An investigation by the SonntagsZeitung newspaper has found that the email addresses and passwords of some 15,000 employees of federal or state-related bodies have been hacked and traded on the darknet.
The newspaper worked with Zurich-based company Lucy Security to find that the accounts concerned belonged to employees of various state administration bodies, companies close to the state, universities, and other official organizations.
Accounts hacked included those of federal court employees, the newspaper said, and even high-ranking investigators at the Federal Office for Police (FEDPOL).
That hackers have access to such email accounts could allow them to infiltrate further into sensitive areas of the administration, especially if the accounts in question use the same password for several different sites or purposes.
The paper speculates that this may have been the case for RUAG, the state-affiliated defense contractor that was the target of a massive cyber-attack in 2016. A report into the attack by MELANI, the Swiss Reporting and Analysis Centre for Information Assurance, found that the assailants chose specific employees as conduits to access the wider IT systems.
Some 324 of the 15,000 accounts found by Lucy Security belonged to Ruag employees.
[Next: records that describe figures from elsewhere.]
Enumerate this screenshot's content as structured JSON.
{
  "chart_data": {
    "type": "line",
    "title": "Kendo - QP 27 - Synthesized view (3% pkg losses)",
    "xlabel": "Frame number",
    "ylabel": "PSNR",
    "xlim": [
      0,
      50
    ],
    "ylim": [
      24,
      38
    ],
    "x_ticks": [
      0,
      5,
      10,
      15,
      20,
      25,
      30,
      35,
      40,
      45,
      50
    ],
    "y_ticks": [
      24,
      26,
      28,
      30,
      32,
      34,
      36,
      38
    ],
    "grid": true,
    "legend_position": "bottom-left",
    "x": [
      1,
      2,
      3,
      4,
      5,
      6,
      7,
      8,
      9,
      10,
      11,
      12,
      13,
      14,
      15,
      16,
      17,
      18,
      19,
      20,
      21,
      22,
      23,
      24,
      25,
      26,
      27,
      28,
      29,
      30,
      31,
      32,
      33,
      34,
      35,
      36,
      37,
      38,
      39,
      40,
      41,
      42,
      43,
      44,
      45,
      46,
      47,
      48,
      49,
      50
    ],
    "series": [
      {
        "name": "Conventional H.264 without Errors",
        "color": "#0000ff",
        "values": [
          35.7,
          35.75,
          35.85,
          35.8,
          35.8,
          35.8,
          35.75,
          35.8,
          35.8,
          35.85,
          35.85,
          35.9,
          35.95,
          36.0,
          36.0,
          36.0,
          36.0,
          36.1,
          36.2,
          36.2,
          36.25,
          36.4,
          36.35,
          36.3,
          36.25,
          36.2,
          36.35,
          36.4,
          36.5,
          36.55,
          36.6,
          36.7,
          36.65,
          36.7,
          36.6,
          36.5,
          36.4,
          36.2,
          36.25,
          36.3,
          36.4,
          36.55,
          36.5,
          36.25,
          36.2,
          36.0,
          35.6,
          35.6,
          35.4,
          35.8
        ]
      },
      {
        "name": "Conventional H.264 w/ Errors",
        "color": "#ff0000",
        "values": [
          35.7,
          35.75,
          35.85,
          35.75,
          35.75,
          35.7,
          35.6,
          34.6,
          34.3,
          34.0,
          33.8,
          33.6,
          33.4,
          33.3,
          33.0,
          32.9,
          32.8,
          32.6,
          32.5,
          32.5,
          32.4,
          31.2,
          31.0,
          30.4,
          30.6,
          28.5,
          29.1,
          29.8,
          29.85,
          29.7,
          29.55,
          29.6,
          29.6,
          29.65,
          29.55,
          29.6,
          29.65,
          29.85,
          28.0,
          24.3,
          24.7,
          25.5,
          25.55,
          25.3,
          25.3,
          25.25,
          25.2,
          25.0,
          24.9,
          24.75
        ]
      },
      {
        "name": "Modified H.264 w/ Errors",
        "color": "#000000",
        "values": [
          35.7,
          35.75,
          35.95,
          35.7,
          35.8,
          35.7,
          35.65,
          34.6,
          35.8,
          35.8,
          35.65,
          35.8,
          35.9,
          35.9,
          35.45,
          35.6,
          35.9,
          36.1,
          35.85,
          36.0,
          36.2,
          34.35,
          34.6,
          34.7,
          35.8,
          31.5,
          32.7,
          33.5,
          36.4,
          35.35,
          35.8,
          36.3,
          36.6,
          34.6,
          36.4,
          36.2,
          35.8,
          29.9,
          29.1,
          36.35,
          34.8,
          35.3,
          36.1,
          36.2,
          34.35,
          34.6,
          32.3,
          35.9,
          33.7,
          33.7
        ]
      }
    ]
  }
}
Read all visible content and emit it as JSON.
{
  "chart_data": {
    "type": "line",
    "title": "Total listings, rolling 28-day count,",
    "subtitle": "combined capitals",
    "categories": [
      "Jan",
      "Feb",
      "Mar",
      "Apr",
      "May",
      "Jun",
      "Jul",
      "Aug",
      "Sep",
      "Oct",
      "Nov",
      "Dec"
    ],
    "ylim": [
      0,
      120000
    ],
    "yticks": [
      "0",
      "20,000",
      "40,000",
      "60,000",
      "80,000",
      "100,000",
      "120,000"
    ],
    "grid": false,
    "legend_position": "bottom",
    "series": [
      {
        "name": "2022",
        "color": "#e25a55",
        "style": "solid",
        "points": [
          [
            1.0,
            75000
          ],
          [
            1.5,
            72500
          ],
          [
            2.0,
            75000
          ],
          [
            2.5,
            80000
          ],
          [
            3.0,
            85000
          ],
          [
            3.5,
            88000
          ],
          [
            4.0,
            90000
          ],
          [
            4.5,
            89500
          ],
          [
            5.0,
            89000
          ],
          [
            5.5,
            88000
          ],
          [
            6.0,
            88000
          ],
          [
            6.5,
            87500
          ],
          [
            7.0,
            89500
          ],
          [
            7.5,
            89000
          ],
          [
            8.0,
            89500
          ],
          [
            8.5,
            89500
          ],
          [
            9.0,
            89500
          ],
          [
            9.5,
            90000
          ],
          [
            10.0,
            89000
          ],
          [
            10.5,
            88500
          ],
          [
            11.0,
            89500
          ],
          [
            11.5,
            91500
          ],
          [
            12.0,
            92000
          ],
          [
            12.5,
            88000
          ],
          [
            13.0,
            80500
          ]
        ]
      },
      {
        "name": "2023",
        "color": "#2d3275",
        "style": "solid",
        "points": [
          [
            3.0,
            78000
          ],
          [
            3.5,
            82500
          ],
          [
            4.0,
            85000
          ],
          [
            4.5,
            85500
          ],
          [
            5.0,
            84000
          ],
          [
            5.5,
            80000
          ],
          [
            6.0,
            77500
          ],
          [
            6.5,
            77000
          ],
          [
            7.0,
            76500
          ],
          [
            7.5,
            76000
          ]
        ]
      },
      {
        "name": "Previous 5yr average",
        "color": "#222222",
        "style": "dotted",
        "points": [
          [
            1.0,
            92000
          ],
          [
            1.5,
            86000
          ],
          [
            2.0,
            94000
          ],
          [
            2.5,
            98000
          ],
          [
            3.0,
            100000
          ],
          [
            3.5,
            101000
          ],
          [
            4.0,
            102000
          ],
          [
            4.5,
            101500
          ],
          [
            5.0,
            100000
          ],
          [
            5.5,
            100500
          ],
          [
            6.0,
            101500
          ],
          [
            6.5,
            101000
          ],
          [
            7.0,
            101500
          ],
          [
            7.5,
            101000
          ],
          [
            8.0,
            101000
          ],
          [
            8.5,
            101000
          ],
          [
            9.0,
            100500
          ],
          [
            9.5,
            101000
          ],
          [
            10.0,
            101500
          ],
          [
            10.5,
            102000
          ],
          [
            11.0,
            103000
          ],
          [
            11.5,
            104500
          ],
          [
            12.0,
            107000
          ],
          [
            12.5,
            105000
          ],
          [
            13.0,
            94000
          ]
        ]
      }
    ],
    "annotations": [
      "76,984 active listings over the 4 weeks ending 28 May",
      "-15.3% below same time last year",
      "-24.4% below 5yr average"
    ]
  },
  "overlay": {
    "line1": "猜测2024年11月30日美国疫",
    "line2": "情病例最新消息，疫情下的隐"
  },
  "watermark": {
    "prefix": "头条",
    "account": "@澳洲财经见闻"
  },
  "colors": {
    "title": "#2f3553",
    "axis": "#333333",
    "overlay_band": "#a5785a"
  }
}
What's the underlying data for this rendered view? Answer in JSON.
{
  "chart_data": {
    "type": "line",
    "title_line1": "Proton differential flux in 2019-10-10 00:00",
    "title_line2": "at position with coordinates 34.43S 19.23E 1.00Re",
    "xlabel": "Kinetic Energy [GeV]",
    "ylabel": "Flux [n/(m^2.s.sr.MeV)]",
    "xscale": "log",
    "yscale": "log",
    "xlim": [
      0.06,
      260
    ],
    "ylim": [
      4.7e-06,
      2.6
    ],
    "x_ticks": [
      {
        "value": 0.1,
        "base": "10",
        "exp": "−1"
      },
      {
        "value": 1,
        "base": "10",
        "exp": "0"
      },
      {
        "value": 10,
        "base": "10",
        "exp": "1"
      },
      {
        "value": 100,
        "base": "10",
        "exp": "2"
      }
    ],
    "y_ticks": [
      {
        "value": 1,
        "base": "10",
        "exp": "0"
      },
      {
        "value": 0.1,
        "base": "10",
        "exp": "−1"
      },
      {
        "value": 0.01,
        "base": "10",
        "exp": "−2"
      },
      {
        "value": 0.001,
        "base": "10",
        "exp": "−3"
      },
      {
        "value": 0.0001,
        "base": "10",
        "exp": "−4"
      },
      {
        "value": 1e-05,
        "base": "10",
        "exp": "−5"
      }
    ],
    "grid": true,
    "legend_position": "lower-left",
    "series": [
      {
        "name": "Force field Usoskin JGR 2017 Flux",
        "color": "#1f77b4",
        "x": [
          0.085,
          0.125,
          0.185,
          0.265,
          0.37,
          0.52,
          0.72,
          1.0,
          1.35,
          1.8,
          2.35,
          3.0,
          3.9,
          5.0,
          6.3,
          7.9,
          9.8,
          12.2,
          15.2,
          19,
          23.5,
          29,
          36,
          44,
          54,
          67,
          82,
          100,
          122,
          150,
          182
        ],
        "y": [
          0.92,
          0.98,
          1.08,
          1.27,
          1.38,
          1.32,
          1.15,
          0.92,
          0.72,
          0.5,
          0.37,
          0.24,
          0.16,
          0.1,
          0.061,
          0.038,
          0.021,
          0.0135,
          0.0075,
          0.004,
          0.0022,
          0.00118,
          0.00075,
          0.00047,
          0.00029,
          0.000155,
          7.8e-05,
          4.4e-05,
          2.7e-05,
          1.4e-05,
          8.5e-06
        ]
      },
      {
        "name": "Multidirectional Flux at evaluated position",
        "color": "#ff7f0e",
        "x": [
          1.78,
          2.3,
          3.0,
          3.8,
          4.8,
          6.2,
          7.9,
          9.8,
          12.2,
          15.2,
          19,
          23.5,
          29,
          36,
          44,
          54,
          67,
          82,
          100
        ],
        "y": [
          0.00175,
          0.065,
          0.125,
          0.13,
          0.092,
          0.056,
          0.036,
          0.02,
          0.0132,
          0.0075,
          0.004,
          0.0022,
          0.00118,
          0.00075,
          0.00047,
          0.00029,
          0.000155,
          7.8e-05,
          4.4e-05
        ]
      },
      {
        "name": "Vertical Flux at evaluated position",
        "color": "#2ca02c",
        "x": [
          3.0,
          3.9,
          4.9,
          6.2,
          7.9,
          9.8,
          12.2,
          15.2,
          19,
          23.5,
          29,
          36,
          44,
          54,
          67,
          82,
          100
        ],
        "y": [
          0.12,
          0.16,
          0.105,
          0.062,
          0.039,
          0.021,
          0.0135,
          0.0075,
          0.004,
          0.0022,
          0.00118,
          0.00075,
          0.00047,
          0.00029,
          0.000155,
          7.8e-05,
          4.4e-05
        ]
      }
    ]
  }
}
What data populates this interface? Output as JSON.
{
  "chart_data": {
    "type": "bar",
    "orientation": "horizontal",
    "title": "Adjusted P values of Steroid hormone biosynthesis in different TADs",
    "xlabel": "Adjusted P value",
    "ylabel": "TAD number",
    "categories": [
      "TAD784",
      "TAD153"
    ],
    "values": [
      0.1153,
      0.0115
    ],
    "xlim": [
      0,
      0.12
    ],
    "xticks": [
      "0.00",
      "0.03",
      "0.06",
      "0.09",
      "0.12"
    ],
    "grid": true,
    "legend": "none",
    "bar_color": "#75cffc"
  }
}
The main problem, according to the newspaper’s investigation, is the persistence of employees using professional email accounts to conduct private business, despite efforts by companies and state bodies to discourage this.
The paper also links the story to the current practice of using hacked account details to blackmail users through emails that threaten to make public images of them watching porn, for example, unless a certain amount of money is paid.
However, despite MELANI also confirming the existence of such cases of ‘sextorsion’, it remains unclear how widespread it is. Best practice remains to ignore or report such emails, the centre says.